Published on March 25, 2004

It was so easy to despise the Vines when they emerged like creatures from the garage lagoon with 2002's Highly Evolved. The Australian quartet was jammed down our throats ad nauseam. In Craig Nicholls, they had a nitwit, room-trashing poseur of a frontman, and the band unabashedly ransacked the Nirvana catalog -- when it wasn't dabbling in half-baked neopsychedelia. And yet, "Get Free" was a "get out of jail free" card. Feral hook, reckless verve -- it was the best two-minute, foreigners-do-grunge single since Blur's "Song 2." Alas, the boys have no such pass on their tepid follow-up, Winning Days. An obvious attempt to quell the critical voices suggesting that the Vines have limited range, substance and ideas, this overproduced album ultimately throws a wet blanket on any spark the band once possessed. "Ride" falls flat in its effort to mix British Invasion jangle with Sub Pop squall.

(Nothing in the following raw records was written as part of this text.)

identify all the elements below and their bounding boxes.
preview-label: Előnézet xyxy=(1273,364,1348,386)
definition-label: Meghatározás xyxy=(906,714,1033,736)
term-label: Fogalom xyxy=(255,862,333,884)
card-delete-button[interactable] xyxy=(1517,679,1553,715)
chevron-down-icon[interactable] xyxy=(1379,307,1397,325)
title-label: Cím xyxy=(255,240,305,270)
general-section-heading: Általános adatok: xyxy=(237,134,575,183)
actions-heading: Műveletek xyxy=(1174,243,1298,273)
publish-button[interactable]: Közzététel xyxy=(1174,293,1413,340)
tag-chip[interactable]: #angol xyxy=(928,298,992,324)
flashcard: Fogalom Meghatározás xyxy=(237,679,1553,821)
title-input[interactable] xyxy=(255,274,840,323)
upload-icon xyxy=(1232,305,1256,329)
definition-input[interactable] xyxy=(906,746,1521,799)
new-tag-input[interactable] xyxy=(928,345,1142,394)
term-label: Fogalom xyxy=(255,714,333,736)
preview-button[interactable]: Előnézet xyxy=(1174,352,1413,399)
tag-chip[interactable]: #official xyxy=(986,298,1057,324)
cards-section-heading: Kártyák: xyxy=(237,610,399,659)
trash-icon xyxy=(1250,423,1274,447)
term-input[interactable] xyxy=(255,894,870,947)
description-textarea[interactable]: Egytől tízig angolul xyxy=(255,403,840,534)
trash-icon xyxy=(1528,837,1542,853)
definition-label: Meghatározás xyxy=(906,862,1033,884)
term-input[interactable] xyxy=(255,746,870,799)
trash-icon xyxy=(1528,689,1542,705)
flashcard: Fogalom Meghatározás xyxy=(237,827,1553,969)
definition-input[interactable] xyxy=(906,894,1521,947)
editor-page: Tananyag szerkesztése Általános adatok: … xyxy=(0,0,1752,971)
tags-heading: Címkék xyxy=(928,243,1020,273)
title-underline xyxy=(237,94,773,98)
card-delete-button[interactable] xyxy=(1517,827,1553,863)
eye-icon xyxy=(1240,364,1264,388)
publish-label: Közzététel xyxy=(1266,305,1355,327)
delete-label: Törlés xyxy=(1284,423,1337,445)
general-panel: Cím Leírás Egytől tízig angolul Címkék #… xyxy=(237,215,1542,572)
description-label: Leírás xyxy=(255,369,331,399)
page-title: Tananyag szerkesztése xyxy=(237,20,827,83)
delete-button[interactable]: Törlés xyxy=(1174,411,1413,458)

The result is something Supergrass might relegate to a B-side. "Animal Machine" shamelessly apes "Get Free," but not even another rudimentary Bleach-era guitar solo can transform this lackadaisical dud into a winner. And the band's semi-acoustic, Beatlesesque flower-pop junkets ("Winning Days," "Rainfall") are impotent and instantly forgettable. Only the album's closer, "Fuck the World," shows a smidgen of life. But by then, it's too little and far too late.